My problem with this character was that I’d have to change my ending, so after writing Kinsey (an intellectual love interest for Tayler) into a scene, I decided that the whole scene, and the other minor characters in it, had to go.

In the scenario below, Tayler has made other friends online. A group that would help him overthrow the biggest threat to Astra City. They would meet regularly and discuss their next moves. But at this late stage of the story, that was a lot of new characters to throw in.

This passage has been slightly changed to avoid spoilers-

Around this little room were the usual suspects. Kinsey, of course. Felicity and Shaun; goes without saying. Mike. And two buddies that Kinsey met online. They were always here, yet never had much to say. Samuel constantly had his nose in some book he’d just bought upstairs, and Jemima kept checking the validity of our arguments against information published on the web.

“What are you reading this time?” I asked Samuel.

“Something really old.” I stared into his ratty blond hair as his eyes never met mine. “They keep going to use something called a public phone. Imagine that.”

“According to SMC, they were coin operated,” said Jemima.

“Coin operated?” I queried. “What’s a coin?”
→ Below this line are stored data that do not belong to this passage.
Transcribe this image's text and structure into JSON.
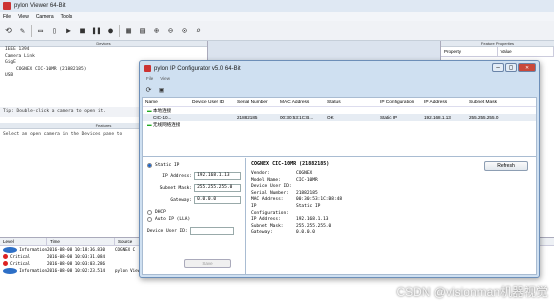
{
  "app": {
    "title": "pylon Viewer 64-Bit",
    "menu": [
      "File",
      "View",
      "Camera",
      "Tools"
    ]
  },
  "devices": {
    "title": "Devices",
    "items": [
      "IEEE 1394",
      "Camera Link",
      "GigE",
      "COGNEX CIC-10MR (21882185)",
      "USB"
    ]
  },
  "tip": "Tip: Double-click a camera to open it.",
  "features": {
    "title": "Features",
    "message": "Select an open camera in the Devices pane to"
  },
  "feature_properties": {
    "title": "Feature Properties",
    "columns": [
      "Property",
      "Value"
    ]
  },
  "log": {
    "columns": [
      "Level",
      "Time",
      "Source"
    ],
    "rows": [
      {
        "level": "Information",
        "type": "info",
        "time": "2016-08-08 10:18:36.830",
        "source": "COGNEX C"
      },
      {
        "level": "Critical",
        "type": "crit",
        "time": "2016-08-08 10:03:31.084",
        "source": ""
      },
      {
        "level": "Critical",
        "type": "crit",
        "time": "2016-08-08 10:03:03.286",
        "source": ""
      },
      {
        "level": "Information",
        "type": "info",
        "time": "2016-08-08 10:02:23.514",
        "source": "pylon Viewer"
      }
    ],
    "extra_messages": [
      "Failed to find camera. Check the IP configuration",
      "pylon Viewer 5.0.0.6150 64-Bit has been started"
    ]
  },
  "dialog": {
    "title": "pylon IP Configurator v5.0 64-Bit",
    "menu": [
      "File",
      "View"
    ],
    "columns": [
      "Name",
      "Device User ID",
      "Serial Number",
      "MAC Address",
      "Status",
      "IP Configuration",
      "IP Address",
      "Subnet Mask"
    ],
    "groups": [
      {
        "label": "本地连接",
        "rows": [
          {
            "name": "CIC-10...",
            "user_id": "",
            "serial": "21882185",
            "mac": "00:30:53:1C:B...",
            "status": "OK",
            "ipcfg": "Static IP",
            "ip": "192.168.1.13",
            "mask": "255.255.255.0"
          }
        ]
      },
      {
        "label": "无线网络连接",
        "rows": []
      }
    ],
    "form": {
      "static_ip": "Static IP",
      "ip_label": "IP Address:",
      "ip": "192.168.1.13",
      "mask_label": "Subnet Mask:",
      "mask": "255.255.255.0",
      "gw_label": "Gateway:",
      "gw": "0.0.0.0",
      "dhcp": "DHCP",
      "autoip": "Auto IP (LLA)",
      "uid_label": "Device User ID:",
      "uid": "",
      "save": "Save"
    },
    "info": {
      "header": "COGNEX CIC-10MR (21882185)",
      "refresh": "Refresh",
      "fields": [
        [
          "Vendor:",
          "COGNEX"
        ],
        [
          "Model Name:",
          "CIC-10MR"
        ],
        [
          "Device User ID:",
          ""
        ],
        [
          "Serial Number:",
          "21882185"
        ],
        [
          "MAC Address:",
          "00:30:53:1C:B8:48"
        ],
        [
          "IP Configuration:",
          "Static IP"
        ],
        [
          "IP Address:",
          "192.168.1.13"
        ],
        [
          "Subnet Mask:",
          "255.255.255.0"
        ],
        [
          "Gateway:",
          "0.0.0.0"
        ]
      ]
    }
  },
  "watermark": "CSDN @visionman机器视觉"
}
“It’s money,” Samuel replied. “It was a metal disc.”

“What? Like in ancient times?”

“According to this,” Jemima continued, “people used to carry these metal discs along with their paper version.”

“Sounds inconvenient.”

Kinsey laughed. “No, seriously, they phased out coins about a hundred years ago. Too much work to produce.”

“How did you know this?”

“We talk about a lot of things online.”

An image flickered in my mind. “Hold on. I’ve seen coins. In old movies! They jangle.”

“Jangle?”

“And they kept trousers heavy. Maybe that’s why belts were invented.”

“Tayler, I never know when you’re being serious, and when you’re not.”

He had that cheeky smirk again. The one that had me secretly undressing him and leaping on top like a wild creature who never wants to be tamed. Okay, as corny as that sounded, my fantasies were getting that clichéd. I wanted him. Simple as that.

I don’t usually panster, preferring to plot a novel from start to finish. I let go of the reigns a little on Social Media Central and Kinsey was definitely inching his way into the story. But as I said, this would have made for a different ending. And when I have an ending, it doesn’t change.

There was one other scene that was also cut at my editor’s suggestion. Our cast discover a box of photos and rediscover the fashion, the poses and the facial expressions of decades long before any of them were born. They see human connection in these images.

Then Tayler shares his image files of his own childhood and we learn why he’s distant from his family. This chapter slowed the pace of the book at a point when the momentum had to keep moving. I’m considering rewording it for the sequel.

In the end, both Felicity and Kinsey surprised me. They led me into new territory with this futuristic tale. Felicity got her way. Sadly, Kinsey will have to wait for his own story, if that story is ever written.